Internet connected urinalysis is coming to a toilet and connected device near you. Urine for it.
We’re moving more and more to the point where lab visits are no longer required and your devices can tell you to lay off the candy. We’re not quite there yet but it’s an interesting little device and getting a little snapshot into your health isn’t a bad thing.
I don’t do PR for most products I don’t test, and I’m not endorsing this until I see it in action. I’m entirely here to post pee jokes until Withings creates a log reader. Getting a kick that it’s also called U-Scan, which is the same name as a self checkout at a grocery store near me which I’ll never look at the same.
Important to note that the U-Scan does not advertise itself as a medical device. It can return specific gravity for water balance, pH for protein-vegetable balance, Ketones for energy metabolism, vitamin c levels, and with another cartridge it can track Luteinizing Hormone for cycle and ovulation window determination.
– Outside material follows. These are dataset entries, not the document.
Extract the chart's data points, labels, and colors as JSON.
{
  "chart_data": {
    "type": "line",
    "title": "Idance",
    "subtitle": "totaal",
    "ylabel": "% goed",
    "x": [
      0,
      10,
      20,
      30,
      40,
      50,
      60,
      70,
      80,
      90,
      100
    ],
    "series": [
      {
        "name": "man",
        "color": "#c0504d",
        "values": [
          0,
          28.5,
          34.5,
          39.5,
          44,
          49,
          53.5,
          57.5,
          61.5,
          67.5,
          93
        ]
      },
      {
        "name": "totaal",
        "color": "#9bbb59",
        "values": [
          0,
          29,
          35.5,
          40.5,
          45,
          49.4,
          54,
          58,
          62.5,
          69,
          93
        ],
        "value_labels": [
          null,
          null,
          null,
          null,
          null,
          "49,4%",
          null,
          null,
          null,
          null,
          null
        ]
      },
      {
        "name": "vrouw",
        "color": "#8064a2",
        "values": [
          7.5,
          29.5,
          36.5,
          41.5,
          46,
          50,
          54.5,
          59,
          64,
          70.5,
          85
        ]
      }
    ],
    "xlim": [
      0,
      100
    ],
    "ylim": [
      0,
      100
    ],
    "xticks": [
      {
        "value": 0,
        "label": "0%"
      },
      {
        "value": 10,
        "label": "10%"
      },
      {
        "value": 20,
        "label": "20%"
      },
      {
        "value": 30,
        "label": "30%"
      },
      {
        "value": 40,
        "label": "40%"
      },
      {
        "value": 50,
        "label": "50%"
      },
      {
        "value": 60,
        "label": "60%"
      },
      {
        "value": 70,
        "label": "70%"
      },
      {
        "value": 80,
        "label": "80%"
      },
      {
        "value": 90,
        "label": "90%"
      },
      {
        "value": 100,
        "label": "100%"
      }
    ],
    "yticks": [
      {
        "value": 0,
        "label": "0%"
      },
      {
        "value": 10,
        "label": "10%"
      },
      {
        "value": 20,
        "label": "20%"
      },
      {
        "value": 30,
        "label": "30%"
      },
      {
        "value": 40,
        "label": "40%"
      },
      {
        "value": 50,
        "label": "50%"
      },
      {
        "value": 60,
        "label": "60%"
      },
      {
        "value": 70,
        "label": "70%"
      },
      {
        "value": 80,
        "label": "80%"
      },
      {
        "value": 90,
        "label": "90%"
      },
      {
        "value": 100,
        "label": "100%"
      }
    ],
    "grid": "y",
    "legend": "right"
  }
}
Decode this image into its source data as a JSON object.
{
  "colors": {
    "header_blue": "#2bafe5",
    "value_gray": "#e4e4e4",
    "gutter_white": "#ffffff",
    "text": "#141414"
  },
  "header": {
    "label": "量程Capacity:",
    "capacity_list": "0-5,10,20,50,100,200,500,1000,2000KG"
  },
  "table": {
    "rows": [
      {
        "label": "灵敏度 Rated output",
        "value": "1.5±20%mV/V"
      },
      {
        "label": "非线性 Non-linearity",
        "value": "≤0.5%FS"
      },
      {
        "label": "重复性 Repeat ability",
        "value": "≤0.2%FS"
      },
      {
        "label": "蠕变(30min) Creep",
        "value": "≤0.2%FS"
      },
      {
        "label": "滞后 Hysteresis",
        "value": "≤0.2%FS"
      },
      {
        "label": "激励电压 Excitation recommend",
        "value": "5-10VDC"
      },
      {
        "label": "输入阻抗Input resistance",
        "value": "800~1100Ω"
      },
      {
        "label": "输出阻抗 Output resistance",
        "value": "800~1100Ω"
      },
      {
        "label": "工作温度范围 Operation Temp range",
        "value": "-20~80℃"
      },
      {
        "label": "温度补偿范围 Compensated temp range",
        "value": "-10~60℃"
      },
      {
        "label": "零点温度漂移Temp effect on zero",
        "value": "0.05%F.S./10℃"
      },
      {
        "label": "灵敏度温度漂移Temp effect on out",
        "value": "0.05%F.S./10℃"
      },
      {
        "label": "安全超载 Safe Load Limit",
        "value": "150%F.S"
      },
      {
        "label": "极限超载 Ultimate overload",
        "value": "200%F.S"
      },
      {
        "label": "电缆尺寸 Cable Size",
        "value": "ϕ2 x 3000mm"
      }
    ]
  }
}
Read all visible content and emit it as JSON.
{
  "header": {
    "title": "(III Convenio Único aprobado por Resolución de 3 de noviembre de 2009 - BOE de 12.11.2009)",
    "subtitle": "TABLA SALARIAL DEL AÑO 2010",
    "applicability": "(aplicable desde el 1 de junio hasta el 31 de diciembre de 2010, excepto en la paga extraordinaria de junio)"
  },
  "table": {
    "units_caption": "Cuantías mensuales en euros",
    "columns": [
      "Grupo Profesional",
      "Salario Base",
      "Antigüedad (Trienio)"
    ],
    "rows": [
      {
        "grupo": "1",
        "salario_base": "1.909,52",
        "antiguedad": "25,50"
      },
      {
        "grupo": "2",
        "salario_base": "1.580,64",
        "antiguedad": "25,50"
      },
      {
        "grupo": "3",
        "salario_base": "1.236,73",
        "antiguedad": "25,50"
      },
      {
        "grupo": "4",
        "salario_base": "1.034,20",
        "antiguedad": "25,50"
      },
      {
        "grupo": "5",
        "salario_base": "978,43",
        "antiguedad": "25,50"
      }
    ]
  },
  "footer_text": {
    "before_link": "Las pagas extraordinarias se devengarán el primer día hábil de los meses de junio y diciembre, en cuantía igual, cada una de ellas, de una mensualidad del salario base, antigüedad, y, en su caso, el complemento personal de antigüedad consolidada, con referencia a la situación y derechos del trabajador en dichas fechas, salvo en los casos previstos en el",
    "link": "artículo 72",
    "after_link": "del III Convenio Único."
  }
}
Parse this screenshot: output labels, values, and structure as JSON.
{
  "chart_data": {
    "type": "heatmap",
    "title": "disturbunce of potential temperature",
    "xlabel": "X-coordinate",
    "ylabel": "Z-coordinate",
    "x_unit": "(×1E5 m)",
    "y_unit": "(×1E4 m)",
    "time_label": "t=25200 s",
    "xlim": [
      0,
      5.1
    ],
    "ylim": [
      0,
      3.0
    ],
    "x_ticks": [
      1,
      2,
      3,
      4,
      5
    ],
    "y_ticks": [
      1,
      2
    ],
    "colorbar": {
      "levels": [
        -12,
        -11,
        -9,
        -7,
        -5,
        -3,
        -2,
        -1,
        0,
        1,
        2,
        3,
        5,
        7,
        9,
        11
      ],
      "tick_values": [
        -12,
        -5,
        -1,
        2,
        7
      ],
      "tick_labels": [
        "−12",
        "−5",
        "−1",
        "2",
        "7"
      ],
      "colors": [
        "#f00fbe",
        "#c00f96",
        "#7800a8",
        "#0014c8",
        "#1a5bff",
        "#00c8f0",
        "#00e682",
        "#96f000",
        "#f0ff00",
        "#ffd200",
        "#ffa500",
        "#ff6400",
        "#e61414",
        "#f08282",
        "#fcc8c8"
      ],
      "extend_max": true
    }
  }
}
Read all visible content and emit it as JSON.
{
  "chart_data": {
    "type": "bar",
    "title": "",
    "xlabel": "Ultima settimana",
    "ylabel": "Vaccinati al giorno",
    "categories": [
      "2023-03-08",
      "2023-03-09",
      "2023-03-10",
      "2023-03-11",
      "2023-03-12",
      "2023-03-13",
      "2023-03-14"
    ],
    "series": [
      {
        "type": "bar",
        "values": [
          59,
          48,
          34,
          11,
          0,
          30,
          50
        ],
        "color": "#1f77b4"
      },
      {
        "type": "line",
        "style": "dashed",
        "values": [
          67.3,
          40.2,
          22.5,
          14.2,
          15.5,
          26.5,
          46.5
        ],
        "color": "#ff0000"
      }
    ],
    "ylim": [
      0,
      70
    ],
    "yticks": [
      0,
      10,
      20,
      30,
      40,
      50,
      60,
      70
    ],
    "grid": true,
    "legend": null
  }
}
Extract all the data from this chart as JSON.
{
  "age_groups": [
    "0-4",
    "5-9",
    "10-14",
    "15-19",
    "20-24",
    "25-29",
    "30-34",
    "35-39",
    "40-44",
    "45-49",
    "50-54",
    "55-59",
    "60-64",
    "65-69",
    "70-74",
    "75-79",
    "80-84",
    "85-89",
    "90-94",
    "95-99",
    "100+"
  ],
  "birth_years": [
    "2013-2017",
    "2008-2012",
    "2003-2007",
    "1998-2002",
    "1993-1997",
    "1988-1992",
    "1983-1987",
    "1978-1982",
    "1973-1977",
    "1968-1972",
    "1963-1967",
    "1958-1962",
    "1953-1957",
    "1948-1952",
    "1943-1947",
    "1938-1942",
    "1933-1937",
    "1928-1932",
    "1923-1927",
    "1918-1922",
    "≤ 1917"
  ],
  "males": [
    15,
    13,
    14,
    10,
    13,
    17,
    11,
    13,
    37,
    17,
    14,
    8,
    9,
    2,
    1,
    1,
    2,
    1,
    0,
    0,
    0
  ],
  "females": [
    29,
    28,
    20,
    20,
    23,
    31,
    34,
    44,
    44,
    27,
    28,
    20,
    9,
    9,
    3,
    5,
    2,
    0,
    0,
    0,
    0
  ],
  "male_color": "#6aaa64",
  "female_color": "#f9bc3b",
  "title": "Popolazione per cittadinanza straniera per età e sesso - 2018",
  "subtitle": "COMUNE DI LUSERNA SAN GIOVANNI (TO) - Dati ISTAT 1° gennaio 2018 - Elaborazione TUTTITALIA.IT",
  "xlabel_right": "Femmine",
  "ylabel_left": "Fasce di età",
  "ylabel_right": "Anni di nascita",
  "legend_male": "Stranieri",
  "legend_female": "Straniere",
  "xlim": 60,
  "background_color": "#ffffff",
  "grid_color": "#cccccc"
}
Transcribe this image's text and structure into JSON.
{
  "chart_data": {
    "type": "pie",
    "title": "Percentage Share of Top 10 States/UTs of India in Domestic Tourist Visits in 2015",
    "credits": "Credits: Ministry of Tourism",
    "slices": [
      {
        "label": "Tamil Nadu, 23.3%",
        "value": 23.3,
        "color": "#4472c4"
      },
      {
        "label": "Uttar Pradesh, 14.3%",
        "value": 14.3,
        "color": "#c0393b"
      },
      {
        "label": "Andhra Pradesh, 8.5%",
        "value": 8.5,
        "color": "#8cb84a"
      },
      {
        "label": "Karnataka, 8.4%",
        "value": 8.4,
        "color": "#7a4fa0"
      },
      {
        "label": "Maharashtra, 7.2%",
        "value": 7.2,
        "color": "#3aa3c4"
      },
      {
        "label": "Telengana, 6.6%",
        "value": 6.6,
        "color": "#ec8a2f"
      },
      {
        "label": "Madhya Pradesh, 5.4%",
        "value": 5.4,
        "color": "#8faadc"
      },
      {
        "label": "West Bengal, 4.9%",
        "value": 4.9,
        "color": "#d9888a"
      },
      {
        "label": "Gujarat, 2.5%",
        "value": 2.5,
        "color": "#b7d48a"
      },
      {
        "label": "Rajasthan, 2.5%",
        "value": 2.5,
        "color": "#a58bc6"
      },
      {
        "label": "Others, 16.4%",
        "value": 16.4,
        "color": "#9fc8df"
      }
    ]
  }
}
It’s some interesting things to metric, but I feel this has mostly been done by other less expensive medical devices.
Coming in at €499.95 (about $540 USD,) and $30 a month in cartridges, it’s something that you’re going to have to build a real use case for unless I’m missing something (I might be.)
It looks like from a simple internet search you can get Keto test strips at about 100 for $11, Vit C test strips 50 for $20, Protein strips 100 for $8, and Luteinizing Hormone test strips 70 for $15. I mean, I’m not backing any of these or claiming they’re awesome, just price comparison shopping and trying to figure out the cost/benefit of not having to manually enter something in a database.
I seriously thought by this point in the article I’d have at least ten urine jokes but nope.
I hope I’m missing something here… just doesn’t seem particularly cost effective or adding much beyond the ability to mostly forget about tracking manually.